Famílias moradoras da comunidade Marielle Franco, localizada entre os municípios de Lábrea e Boca do Acre, no sul do Amazonas, fecharam nesta segunda-feira (22) um trecho da BR 317 em protesto, com o objetivo de chamar à atenção das autoridades para a extrema violência no campo na região. As famílias estão revoltadas com uma decisão da Justiça Federal, publicada na terça-feira (16), suspendendo os efeitos da Portaria nº 1.003/2025, do Instituto Nacional de Colonização e Reforma Agrária (Incra), que havia declarado a arrecadação da área da antiga Fazenda Palotina, para incorporá-la ao patrimônio da União, e assim destiná-la para assentamento.

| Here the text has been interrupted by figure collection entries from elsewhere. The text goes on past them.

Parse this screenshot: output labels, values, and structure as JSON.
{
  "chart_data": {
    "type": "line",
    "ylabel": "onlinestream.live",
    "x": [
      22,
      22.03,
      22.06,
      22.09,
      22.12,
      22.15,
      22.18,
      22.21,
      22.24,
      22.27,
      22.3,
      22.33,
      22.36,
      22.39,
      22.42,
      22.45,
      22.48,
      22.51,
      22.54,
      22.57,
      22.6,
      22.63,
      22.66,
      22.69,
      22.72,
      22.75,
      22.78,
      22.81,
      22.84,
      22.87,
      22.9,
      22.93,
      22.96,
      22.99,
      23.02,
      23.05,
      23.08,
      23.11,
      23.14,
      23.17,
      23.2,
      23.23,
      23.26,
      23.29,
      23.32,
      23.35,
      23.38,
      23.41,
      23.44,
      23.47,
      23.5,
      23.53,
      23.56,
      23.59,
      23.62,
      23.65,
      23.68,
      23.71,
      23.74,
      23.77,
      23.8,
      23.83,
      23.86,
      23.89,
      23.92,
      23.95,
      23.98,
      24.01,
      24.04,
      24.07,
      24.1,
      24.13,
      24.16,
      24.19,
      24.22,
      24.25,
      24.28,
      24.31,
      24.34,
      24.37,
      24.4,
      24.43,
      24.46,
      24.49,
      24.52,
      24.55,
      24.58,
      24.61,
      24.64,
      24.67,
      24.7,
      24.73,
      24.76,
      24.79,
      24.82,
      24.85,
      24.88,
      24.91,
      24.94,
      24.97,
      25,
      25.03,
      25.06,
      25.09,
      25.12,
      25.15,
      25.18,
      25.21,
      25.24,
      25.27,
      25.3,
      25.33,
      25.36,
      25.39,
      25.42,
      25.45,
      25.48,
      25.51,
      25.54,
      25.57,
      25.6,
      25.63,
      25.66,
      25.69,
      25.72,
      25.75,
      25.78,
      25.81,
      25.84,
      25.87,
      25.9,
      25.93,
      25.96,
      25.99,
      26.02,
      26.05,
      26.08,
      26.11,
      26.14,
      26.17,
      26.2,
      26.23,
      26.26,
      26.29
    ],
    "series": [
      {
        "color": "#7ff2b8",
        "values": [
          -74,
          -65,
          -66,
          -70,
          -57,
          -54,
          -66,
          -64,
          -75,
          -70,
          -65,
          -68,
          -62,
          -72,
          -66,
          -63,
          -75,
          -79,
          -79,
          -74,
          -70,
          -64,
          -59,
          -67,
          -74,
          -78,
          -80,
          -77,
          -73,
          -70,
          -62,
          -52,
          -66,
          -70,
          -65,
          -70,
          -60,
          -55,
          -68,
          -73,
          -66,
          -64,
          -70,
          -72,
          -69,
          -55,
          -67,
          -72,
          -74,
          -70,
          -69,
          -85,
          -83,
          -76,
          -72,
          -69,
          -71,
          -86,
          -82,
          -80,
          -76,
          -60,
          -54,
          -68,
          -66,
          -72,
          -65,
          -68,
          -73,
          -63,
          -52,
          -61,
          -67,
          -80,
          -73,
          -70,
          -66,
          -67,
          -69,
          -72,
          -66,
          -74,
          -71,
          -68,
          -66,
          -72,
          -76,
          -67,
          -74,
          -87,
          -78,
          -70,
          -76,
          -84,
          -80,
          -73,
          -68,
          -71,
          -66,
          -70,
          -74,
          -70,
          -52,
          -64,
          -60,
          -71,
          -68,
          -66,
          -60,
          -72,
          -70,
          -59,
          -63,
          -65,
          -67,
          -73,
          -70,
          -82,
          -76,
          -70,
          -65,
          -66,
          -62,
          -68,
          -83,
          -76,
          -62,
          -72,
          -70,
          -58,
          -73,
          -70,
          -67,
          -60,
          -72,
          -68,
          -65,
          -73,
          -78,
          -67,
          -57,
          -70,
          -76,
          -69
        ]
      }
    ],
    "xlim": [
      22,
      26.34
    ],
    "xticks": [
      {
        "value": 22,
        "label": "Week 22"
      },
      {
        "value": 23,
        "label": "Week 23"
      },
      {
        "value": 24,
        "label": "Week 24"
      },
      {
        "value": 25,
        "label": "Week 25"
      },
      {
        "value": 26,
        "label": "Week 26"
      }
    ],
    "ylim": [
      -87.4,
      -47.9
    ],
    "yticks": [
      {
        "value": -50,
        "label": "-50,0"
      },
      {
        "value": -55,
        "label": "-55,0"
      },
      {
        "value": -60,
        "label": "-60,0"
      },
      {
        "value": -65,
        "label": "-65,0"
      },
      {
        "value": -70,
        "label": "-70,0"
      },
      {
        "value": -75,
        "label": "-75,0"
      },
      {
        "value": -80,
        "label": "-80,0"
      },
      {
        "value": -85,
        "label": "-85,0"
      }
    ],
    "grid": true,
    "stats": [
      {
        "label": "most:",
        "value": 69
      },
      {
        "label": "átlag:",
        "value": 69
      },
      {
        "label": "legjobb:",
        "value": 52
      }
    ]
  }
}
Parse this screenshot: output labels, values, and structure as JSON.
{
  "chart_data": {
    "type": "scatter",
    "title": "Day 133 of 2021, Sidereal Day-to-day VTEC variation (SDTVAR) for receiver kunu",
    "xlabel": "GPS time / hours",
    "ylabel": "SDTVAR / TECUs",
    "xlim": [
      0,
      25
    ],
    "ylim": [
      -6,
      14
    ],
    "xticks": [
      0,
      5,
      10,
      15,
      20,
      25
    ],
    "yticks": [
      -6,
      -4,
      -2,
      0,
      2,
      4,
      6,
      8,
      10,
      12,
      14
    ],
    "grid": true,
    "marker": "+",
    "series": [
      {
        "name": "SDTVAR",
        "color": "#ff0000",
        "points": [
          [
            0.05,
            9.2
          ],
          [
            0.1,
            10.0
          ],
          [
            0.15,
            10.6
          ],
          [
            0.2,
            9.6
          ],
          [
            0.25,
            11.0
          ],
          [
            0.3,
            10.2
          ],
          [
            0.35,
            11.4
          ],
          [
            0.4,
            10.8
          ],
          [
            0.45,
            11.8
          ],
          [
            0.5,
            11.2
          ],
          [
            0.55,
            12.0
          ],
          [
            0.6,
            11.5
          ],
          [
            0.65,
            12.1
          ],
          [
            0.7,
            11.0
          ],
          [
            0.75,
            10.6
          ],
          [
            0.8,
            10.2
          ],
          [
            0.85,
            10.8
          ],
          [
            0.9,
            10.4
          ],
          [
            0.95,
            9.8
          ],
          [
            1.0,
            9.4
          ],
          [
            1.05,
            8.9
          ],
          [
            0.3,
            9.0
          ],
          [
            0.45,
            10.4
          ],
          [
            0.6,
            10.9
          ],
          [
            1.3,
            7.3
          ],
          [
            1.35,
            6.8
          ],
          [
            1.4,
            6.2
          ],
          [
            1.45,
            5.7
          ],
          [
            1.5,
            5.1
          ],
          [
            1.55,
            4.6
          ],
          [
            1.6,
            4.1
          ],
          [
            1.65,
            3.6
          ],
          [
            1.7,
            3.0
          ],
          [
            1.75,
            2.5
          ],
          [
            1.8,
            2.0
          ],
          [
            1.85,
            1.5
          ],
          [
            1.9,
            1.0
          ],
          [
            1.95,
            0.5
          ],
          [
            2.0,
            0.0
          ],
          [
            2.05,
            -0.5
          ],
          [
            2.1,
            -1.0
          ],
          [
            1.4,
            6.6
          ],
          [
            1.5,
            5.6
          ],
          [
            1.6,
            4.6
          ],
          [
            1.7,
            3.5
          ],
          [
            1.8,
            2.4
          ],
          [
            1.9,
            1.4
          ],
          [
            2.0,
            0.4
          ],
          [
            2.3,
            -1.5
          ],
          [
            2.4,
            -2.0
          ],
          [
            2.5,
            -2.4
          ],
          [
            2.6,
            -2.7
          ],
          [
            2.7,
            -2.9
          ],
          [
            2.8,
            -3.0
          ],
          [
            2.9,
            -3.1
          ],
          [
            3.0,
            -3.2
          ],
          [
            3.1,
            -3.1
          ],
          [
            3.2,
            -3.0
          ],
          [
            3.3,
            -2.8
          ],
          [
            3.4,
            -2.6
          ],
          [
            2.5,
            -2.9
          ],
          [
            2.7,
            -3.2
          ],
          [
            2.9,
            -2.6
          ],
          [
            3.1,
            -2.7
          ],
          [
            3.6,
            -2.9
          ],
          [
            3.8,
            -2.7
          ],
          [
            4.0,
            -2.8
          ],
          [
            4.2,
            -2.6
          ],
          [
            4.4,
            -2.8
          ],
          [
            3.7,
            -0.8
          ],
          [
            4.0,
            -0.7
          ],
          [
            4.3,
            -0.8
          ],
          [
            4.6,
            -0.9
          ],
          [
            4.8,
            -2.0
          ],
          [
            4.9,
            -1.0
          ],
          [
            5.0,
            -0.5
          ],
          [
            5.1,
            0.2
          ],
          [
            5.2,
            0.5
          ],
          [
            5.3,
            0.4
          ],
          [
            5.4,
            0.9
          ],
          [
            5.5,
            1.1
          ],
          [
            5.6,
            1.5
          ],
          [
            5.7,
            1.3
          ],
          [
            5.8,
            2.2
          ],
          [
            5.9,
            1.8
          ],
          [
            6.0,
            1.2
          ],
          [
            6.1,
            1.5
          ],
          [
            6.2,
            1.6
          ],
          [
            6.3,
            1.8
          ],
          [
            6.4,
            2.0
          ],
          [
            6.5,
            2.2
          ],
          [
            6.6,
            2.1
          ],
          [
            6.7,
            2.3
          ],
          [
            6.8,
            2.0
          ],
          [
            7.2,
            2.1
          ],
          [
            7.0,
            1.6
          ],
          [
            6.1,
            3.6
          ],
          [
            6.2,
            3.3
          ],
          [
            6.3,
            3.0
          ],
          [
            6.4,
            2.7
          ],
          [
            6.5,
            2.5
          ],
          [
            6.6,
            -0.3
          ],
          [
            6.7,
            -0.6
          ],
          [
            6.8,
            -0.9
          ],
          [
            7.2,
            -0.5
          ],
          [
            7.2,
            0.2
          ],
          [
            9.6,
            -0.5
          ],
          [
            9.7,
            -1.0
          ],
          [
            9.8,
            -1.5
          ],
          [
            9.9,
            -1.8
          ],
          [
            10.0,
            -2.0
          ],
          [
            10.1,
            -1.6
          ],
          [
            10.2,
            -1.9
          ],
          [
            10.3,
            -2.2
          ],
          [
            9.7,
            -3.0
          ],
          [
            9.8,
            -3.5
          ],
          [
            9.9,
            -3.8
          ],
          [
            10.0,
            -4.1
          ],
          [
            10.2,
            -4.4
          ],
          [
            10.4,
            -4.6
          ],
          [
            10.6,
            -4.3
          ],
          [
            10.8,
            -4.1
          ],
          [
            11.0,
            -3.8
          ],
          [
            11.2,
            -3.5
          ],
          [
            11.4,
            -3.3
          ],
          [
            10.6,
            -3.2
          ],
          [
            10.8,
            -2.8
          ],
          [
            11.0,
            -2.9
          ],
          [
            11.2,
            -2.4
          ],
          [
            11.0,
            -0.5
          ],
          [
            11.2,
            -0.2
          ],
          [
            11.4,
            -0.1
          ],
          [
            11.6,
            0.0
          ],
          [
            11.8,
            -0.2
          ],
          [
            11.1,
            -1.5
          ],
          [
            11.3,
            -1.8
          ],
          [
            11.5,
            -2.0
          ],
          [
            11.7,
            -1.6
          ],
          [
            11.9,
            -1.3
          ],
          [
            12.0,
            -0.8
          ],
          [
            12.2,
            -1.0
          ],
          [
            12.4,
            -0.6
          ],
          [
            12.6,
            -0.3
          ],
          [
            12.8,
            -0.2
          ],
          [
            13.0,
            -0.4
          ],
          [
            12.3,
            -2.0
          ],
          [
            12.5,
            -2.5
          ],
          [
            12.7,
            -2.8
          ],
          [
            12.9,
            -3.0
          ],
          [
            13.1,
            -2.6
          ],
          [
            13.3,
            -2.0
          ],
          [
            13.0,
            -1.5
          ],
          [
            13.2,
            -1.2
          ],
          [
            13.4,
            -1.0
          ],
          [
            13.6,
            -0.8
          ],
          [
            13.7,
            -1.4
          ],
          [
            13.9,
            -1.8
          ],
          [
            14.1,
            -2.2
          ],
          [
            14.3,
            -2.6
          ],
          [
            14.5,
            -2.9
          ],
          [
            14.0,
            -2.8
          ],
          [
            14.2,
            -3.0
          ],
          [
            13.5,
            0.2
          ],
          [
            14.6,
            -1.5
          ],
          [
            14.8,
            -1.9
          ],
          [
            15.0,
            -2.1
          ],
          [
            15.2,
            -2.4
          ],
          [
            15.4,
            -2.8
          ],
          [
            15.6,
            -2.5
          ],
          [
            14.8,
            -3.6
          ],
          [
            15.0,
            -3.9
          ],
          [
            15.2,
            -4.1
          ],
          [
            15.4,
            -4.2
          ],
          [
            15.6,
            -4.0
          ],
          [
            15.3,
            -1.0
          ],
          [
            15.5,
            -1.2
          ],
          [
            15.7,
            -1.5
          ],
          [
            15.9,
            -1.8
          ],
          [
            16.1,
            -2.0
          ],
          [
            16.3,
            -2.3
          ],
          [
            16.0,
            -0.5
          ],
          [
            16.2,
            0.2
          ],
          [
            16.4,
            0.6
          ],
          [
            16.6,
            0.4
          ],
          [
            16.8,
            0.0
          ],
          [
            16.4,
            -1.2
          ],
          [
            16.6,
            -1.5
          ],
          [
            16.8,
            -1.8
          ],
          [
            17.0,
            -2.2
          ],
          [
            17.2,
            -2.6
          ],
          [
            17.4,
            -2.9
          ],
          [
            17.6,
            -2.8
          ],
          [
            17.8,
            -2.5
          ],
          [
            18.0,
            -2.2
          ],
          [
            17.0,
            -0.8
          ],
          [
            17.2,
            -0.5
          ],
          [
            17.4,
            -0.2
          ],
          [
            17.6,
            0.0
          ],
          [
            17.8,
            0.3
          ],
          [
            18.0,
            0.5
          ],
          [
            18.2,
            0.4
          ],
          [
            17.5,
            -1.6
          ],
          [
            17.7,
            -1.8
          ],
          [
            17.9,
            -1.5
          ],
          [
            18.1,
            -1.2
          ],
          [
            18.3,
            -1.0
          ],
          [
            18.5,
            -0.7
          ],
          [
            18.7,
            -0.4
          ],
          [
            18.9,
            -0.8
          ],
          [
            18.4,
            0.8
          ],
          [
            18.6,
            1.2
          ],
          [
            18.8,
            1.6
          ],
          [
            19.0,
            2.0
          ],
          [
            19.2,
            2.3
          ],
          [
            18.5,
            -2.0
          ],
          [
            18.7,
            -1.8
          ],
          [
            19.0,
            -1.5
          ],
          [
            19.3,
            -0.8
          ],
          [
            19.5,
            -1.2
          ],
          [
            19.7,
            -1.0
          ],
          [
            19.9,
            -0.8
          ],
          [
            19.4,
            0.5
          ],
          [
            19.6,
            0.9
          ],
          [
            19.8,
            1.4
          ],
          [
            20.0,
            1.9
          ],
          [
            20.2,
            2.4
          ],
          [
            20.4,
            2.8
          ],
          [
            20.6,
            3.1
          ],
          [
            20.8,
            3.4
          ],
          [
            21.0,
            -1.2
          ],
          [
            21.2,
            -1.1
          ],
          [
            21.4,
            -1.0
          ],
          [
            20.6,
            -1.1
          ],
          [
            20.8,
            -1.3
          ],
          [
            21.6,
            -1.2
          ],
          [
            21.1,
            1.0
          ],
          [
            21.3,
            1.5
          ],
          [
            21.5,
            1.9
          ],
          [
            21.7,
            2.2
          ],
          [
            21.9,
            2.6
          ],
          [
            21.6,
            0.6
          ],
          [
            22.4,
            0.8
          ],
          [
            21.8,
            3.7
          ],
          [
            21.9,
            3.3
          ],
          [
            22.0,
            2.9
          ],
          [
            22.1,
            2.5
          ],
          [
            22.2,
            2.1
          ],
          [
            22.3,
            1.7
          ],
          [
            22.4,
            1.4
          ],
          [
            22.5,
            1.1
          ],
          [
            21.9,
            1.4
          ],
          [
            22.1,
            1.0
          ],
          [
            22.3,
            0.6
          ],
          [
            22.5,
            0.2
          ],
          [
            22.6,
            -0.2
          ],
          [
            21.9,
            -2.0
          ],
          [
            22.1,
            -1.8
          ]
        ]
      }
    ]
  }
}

Segundo a magistrada Jaiza Maria Pinto Fraxe, da 1ª Vara Federal Cível da Seção Judiciária do Amazonas, a medida do Incra era “indevida, imprudente e desproporcional”, diante da existência de dois processos judiciais em andamento: um de natureza possessória, no qual foi reconhecido que a posse da área remonta à década de 1970, exercida pelo fazendeiro Sidnei Sanches Zamora, e outro movido pelo próprio Incra, que questiona a legitimidade da posse e alega tratar-se de bem público. O Incra tem um prazo de dez dias para apresentar documentação comprovando a área como propriedade da União, e assim o fazendeiro poderá ter até 2.500 hectares em sua propriedade.
O bloqueio da estrada é o último recurso que as famílias encontraram depois de várias denúncias, pedidos, envio de documentos e outras formas de reivindicação sem respostas do poder público. Nas faixas e cartolinas, os gritos são pela regularização de terras, pelo fim da violência no campo, contra a grilagem e a pistolagem, pela atuação mais efetiva da Justiça e a maior presença do Incra. “É inadmissível uma única pessoa concentrar este absurdo de terras, e retirarfamílias que estão há muitos anos produzindo para o seu sustento”, afirmou uma das manifestantes.
Na decisão, a juíza ressaltou que o conflito fundiário se agravou após a edição da portaria, gerando episódios de violência, como invasões, incêndios e confrontos com uso de armas brancas e até disparos de arma de fogo. Contudo, a comunidade afirma que as famílias já são vítimas dos conflitos durante os últimos dez anos por parte dos fazendeiros, que usam seus poderes econômicos e influências, enquanto do outro lado, as famílias tentam permanecer na terra, onde vivem e produzem.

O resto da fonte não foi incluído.